According to a recent article by Derrick Harris, “Rackspace grew its public cloud revenues 36 percent year over year, to $99 million. That’s steady growth, although hardly the meteoric growth its chief rival Amazon Web Services seems to be experiencing.”
Indeed, Rackspace grew its public cloud revenue 36 percent year over year, according to it second-quarter earnings released last week. If you’re keeping track, “that comes in just north of $99 million, up from about $72.5 million last year and just under $91 million for this year’s first quarter.”
However, the problems arise when you do well, but your close competition does much better. In that scenario, your success does not seem very successful. “Rackspace isn’t growing nearly as fast as chief rival Amazon Web Services. Amazon released its second-quarter earning[s] a couple weeks ago and reported a 64 percent year-over-year increase in cloud revenues. (Well, technically, in “other” revenues, which many industry watchers believe is comprised largely of AWS.) It’s second-quarter take: $844 million.”
So, if you follow the public cloud market, AWS seems to be stomping Rackspace, HP, IBM, Microsoft, and Google into the dirt when you consider relative and overall growth. This should come as no surprise, after seeing all of the new cloud computing projects out there that are based upon AWS, perhaps 9 out of 10.
Many projects are earmarked for AWS, even before the core technical and business requirements are understood. While I don’t agree with that approach, you have to hand it to AWS for dominating so much of the market that other solutions don’t even appear on the radar screens of many enterprise IT shops that are moving to public cloud.
Just the number of articles that cite the huge growth of AWS over the last 3 years could take you weeks to read. The momentum of AWS seems unstoppable, and that is either having a chilling or a stimulating affect on the emerging public cloud computing marketplace. So, which is it?
The concept of AWS displacing growth. The argument that I hear from AWS’s close competitors is that there is only a limited number of public cloud computing opportunities out there, and AWS is hogging most of them.
The notion is that the market for public cloud services is only a limited number of dollars that are up for grabs, and AWS is pushing them out of the way, taking more than their fair share. Thus, they are not allowed to grow at an equal rate in the market.
In order for this argument to be sound, there is an assumption that the public cloud computing market is just a finite amount of money. So, let’s say there are $4 billion of public cloud opportunities in 2014, or, money that will certainly be spent on public cloud services. Thus, AWS takes 2 billion, and that only leaves 2 billion to be divided up with the other large and small public cloud providers. Therefore, AWS is removing revenue directly from their competitors, or displacing growth, if you believe this theory.
The concept of AWS innovating growth. The other side of the argument is that AWS is actually creating the market they are claiming, and that without AWS in the public cloud computing marketplace, the market would not be as large as it is.
The notion is that enterprises are leveraging public cloud computing because of the success of AWS. Thus, they feel that they are not the first to drive this technology, AWS seems to be an easy choice, considering that most think AWS is a de-facto public cloud standard, therefore they feel the movement into public cloud by leveraging AWS is less risky.

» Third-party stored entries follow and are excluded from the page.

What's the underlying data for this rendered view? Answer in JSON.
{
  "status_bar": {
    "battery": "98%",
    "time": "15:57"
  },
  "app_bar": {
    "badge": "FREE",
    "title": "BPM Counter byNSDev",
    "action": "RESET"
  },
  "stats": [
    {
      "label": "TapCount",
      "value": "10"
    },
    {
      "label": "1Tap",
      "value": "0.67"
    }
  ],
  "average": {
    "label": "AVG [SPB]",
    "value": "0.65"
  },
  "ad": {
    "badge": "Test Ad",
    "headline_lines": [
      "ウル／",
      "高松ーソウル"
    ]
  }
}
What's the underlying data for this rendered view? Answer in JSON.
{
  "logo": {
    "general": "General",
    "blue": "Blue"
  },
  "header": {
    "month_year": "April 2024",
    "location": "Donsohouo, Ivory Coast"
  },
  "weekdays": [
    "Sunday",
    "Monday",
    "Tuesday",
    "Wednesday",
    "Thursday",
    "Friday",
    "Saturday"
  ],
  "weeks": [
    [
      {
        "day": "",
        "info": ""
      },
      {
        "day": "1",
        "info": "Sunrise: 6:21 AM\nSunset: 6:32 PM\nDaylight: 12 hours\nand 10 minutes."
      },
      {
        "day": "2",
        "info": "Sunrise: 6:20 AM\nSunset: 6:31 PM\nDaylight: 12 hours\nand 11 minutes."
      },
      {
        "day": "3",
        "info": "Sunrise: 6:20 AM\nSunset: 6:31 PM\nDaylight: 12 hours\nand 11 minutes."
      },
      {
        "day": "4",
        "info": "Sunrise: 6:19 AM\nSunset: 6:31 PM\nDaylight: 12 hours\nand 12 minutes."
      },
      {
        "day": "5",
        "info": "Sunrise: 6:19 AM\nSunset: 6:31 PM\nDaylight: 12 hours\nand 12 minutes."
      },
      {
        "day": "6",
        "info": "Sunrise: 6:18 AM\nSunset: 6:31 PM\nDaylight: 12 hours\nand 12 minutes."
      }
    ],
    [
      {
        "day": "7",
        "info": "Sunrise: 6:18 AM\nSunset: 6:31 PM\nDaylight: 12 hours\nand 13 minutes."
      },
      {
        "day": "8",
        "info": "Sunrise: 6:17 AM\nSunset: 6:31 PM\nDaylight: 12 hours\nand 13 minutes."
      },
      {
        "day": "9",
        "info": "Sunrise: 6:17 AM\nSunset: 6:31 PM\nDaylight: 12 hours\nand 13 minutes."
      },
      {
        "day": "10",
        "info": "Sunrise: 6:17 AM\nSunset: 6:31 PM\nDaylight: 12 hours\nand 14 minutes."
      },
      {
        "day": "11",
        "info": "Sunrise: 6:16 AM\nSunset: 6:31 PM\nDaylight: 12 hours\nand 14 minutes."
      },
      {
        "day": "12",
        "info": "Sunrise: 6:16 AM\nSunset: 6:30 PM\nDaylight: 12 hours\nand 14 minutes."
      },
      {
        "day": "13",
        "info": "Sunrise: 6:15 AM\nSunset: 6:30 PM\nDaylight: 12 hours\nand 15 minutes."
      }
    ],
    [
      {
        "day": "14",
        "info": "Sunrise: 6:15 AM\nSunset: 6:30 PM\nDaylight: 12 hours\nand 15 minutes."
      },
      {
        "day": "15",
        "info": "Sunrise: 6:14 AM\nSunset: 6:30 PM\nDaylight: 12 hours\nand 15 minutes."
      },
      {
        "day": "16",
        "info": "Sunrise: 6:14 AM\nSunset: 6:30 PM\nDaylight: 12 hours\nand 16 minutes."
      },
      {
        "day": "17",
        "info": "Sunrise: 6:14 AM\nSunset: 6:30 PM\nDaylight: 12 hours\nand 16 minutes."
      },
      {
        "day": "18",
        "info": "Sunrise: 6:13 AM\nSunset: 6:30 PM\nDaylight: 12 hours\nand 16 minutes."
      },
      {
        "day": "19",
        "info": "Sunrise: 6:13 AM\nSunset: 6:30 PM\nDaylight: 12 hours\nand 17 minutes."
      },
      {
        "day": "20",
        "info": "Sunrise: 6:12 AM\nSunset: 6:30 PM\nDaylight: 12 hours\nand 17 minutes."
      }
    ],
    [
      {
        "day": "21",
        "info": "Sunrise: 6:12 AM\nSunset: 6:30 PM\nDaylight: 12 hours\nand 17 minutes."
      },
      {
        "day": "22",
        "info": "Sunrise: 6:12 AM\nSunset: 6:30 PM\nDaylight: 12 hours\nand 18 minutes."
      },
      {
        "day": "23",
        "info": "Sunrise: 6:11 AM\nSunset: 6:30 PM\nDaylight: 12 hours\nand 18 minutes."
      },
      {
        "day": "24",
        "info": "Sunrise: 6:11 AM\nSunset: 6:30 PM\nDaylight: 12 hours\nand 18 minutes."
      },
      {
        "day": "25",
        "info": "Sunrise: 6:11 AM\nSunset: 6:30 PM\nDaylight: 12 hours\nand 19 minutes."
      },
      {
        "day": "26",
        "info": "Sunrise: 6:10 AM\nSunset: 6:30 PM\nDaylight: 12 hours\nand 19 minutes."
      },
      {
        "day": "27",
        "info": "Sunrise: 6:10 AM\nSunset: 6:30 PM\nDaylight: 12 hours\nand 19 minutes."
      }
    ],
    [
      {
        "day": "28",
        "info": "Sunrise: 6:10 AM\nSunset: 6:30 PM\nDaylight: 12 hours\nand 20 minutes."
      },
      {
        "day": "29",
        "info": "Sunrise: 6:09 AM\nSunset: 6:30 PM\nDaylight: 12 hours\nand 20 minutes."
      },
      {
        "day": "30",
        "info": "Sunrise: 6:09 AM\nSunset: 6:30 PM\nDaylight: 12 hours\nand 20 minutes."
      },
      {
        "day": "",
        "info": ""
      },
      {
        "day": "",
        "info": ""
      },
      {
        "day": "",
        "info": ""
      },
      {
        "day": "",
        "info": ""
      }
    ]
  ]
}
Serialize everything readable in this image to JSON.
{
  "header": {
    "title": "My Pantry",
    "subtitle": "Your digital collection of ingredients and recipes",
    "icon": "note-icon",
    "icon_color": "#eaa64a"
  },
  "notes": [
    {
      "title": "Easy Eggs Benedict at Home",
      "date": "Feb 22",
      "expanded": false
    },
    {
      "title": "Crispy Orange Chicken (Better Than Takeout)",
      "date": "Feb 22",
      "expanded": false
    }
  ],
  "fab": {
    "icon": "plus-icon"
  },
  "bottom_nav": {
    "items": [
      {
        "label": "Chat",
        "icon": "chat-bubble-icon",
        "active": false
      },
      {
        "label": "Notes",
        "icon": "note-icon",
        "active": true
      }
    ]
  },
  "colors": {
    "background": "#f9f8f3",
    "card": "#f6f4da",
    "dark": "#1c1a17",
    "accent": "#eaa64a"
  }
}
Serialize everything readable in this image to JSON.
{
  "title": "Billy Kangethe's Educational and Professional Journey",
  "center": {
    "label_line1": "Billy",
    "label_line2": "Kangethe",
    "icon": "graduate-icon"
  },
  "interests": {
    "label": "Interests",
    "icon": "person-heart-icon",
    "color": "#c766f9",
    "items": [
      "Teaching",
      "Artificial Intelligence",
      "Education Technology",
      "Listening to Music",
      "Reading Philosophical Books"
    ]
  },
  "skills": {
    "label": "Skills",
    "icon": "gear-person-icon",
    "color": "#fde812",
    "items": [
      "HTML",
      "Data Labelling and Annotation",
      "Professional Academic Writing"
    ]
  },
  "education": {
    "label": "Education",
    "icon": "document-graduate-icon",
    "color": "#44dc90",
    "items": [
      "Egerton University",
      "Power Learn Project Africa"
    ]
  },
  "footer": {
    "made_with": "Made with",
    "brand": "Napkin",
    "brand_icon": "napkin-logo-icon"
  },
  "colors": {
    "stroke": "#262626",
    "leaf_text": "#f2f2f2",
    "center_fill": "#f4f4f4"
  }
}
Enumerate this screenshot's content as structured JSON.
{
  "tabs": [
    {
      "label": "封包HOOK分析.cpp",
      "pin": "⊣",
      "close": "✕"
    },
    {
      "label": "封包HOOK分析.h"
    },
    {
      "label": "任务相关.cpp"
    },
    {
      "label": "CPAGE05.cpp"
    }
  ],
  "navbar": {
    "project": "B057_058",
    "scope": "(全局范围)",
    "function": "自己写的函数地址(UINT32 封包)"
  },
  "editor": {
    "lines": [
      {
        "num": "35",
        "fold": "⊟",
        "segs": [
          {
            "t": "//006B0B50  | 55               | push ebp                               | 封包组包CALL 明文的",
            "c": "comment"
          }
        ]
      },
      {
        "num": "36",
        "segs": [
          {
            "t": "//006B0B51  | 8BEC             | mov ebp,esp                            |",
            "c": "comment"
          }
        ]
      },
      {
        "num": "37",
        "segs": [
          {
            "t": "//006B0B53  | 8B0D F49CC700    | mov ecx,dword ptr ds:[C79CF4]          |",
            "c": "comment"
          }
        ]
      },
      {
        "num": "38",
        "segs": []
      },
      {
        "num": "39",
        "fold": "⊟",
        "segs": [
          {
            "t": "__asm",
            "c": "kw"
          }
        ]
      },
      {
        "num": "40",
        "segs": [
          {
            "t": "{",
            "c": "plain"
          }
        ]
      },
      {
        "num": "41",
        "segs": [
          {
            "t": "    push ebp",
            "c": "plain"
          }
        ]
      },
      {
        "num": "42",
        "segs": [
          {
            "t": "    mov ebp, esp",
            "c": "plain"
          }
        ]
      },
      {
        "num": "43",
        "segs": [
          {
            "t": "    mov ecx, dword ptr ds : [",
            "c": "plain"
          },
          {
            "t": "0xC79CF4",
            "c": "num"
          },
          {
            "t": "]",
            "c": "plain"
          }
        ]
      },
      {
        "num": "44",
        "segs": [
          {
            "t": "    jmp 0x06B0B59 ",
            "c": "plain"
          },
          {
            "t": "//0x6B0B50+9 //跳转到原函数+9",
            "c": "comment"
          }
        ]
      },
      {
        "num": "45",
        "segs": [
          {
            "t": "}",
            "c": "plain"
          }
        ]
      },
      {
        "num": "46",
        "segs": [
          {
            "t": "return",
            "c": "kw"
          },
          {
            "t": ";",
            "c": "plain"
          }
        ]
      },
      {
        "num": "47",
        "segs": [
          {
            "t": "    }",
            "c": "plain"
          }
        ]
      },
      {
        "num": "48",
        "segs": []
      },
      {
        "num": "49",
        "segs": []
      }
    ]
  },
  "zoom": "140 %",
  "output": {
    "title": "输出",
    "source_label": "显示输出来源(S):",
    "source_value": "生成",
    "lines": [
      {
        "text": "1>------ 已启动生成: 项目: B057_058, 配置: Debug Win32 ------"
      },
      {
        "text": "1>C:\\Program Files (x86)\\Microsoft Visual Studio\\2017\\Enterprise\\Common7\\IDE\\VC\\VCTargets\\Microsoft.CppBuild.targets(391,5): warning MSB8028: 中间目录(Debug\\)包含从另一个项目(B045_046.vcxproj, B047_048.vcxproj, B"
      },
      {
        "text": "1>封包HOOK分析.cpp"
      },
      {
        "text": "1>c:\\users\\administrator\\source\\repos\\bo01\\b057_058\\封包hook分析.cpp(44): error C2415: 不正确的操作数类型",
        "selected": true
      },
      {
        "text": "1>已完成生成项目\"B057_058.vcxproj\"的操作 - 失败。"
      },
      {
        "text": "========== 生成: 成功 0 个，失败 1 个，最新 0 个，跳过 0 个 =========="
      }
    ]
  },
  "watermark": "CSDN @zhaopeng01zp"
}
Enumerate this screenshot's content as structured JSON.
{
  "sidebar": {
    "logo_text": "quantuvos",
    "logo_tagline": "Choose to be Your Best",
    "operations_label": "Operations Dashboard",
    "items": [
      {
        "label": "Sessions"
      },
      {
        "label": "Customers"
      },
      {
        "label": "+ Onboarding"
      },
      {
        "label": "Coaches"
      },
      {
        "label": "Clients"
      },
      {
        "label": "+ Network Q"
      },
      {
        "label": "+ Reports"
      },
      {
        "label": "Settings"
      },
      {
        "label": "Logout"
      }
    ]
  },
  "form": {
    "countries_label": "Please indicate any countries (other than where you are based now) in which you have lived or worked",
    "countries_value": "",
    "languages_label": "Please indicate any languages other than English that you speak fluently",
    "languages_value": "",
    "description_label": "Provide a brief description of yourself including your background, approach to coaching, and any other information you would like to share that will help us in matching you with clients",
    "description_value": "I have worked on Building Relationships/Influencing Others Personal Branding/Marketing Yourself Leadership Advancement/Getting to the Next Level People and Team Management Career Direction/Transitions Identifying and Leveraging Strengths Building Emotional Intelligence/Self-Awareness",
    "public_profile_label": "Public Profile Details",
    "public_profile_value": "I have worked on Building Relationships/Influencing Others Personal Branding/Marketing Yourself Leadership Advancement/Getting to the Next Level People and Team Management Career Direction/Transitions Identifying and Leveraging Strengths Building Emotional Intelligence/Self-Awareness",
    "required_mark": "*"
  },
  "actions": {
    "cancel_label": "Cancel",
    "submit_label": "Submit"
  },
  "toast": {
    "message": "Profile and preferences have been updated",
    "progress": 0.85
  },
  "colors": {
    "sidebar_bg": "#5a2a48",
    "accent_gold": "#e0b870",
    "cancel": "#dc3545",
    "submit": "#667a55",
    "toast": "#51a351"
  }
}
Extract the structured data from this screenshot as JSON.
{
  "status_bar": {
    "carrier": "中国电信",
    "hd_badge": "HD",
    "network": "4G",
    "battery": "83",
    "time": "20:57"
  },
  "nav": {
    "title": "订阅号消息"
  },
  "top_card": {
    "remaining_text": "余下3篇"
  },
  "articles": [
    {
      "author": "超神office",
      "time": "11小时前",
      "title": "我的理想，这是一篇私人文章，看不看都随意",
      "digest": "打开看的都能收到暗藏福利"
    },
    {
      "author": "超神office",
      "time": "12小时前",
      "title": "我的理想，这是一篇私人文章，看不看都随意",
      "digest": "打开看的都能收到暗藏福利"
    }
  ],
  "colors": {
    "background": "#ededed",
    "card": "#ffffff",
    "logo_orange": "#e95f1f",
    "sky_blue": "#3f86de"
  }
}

If you ask most of those who leverage AWS, they will tell you they leverage this technology due to its dominance in the marketplace, which, in essence, has proven the success of public cloud computing and AWS. Thus, it’s easy to make the case to their stakeholders that public cloud is a sound alternative to building data centers, which is proven by the rapid growth of a single player in the space. So, AWS is innovating growth, if you believe this theory.
So, who’s right? While it has to be rough for competing public cloud providers to see a single player gather up so much momentum in an emerging marketplace, the fact is that the market would not be as large as it is without AWS.
AWS is innovating growth in the market, and I believe the market would not be as large as it is right now, were it not for AWS. Furthermore, the growth of the public cloud computing space is still early stage, and anything can happen as this technology progresses over the next several years.
This does not mean that dominance by a single player comes without downsides. We are always concerned about too much influence, and thus the ability to jack up prices with very few alternatives with the same features and functions. Moreover, there is a tendency to jump too quickly to AWS due only to its market dominance when other solutions are a better and more cost-effective fit.
However, the fact of the matter is that the emerging public cloud would be on few radar screens were it not for the success of AWS. Their presence in the market has been one of innovating growth…for now.